The Adventures of Sherlock Holmes (“The Granada Series”) (1984)
This is a very highly regarded series, in large part for its faithfulness to the original stories. So it’s not surprising that their version of A Scandal in Bohemia is one of the strongest out there. This episode actually served as Granada’s pilot, and they really hit the ground running.
Gayle Hunnicutt’s Irene Adler is exactly the steely badass that would attract a king’s attention. When burglars invade her home, she shows them the door with a gun, only displaying fear when they’re gone. But no matter the circumstances—whether she is performing impromptu equestrian tricks or attending a cabaret in drag—she is the epitome of elegance and grace.
The Adventures of Sherlock Holmes (1990)
The stars of this radio show, Clive Merrison and Michael Williams, were the first Holmes/Watson duo to adapt all of the original stories. I can’t think of a more deserving pair: their chemistry is incomparable. Writer Bert Coules wasn’t afraid to embellish and expand on the source material, often to great effect, as seen—well, heard—in A Scandal in Bohemia.
When we first meet Sarah Badel’s Irene Adler, she’s spitting in the face of two thugs who have been sent to find the picture.
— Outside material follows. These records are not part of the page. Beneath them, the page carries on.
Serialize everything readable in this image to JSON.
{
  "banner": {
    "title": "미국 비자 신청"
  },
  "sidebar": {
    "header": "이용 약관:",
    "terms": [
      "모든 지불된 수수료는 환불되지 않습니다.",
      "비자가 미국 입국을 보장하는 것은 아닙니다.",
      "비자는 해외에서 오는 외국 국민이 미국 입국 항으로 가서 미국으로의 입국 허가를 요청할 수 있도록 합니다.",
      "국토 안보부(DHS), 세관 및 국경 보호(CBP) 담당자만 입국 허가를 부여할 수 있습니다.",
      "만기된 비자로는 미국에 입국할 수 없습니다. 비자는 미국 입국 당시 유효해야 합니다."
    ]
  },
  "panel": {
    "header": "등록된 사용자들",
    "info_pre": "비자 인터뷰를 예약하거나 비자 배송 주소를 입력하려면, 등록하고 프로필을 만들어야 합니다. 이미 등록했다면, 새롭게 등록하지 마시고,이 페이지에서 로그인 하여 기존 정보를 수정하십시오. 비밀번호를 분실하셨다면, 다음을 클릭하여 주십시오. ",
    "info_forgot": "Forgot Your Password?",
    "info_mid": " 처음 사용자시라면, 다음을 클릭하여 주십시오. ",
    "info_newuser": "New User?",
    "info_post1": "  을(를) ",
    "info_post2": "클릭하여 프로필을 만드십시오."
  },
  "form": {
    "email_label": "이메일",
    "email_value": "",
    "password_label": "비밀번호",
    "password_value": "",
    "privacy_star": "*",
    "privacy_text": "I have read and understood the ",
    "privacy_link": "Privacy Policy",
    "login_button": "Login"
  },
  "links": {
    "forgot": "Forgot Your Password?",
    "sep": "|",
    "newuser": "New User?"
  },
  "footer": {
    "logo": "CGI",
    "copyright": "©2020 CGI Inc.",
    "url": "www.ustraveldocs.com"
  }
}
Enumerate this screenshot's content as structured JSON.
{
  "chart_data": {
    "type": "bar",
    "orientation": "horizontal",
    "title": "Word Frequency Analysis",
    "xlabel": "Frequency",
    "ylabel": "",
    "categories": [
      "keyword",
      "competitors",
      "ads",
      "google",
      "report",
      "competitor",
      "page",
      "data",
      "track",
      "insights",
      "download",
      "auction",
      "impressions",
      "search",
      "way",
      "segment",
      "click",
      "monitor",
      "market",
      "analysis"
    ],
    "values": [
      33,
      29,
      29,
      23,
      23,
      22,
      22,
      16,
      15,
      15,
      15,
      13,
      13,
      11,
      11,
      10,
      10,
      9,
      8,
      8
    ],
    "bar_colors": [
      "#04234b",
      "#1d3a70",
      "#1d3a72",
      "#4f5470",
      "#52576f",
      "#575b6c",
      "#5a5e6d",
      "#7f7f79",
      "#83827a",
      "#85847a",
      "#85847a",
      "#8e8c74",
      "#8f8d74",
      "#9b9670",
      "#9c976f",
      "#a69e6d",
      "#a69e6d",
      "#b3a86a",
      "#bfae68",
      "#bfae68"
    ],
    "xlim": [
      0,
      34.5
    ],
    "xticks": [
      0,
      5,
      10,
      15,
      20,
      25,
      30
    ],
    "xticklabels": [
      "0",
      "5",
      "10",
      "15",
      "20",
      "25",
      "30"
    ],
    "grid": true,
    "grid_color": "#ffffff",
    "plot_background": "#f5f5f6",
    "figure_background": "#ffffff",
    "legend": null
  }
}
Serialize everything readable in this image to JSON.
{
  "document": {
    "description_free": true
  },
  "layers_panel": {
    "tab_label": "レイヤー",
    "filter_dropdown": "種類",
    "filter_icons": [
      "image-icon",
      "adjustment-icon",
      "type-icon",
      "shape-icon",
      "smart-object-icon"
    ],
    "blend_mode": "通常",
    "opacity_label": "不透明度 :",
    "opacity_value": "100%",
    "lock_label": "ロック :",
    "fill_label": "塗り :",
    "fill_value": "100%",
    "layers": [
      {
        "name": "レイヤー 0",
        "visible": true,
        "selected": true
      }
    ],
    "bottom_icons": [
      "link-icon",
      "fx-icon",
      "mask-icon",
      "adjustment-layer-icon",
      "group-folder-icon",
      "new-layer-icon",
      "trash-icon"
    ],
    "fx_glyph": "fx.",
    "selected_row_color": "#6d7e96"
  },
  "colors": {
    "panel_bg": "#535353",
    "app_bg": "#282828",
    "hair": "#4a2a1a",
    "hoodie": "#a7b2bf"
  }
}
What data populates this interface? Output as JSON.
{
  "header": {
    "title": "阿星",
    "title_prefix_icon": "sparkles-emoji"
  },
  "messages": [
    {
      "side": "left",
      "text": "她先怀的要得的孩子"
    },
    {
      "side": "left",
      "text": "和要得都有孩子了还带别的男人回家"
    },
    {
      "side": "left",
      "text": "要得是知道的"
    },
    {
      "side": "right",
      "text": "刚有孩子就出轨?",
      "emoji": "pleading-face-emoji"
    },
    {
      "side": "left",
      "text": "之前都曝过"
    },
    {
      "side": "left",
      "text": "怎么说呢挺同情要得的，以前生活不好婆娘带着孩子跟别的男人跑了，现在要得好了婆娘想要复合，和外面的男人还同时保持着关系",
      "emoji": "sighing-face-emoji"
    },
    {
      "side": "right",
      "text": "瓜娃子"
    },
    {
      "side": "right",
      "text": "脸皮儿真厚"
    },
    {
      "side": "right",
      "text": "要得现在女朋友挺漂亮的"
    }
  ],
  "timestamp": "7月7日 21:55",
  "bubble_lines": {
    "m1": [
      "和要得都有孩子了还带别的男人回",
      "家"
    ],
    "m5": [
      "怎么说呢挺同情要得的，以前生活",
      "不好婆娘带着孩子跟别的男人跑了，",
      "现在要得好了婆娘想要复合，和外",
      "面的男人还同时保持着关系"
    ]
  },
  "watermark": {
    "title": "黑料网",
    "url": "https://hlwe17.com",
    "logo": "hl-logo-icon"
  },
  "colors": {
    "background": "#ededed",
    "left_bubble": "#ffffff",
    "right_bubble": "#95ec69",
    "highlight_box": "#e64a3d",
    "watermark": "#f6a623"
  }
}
That sets the stage for the rest of her performance. She is boisterous and fearless; kisses the king while dressed as a man for funsies; and makes a habit of beating men at everything. She loves life and lives it how she sees fit, societal norms be hanged.
This is the first version of A Scandal of Bohemia I ever saw (not that I remember watching it back then). Wishbone, a 1990s kids’ show about a book-loving Jack Russell terrier, adapted almost 50 classic books, all with the title dog in the starring role. It is even more awesome than it sounds.
Sally Nystuen Vahle portrays Irene Adler opposite Wishbone’s Sherlock Holmes in the episode “A Dogged Exposé.” It’s a solid performance. She hits all the notes she has to hit—it’s not like they had time for anything revolutionary, though the story isn’t “kiddified” at all. This is a fun and faithful adaptation (it cuts less than the Soviet version!), despite the fact that Holmes is played by a dog in a deerstalker. Actually, I think that makes it better than the source material.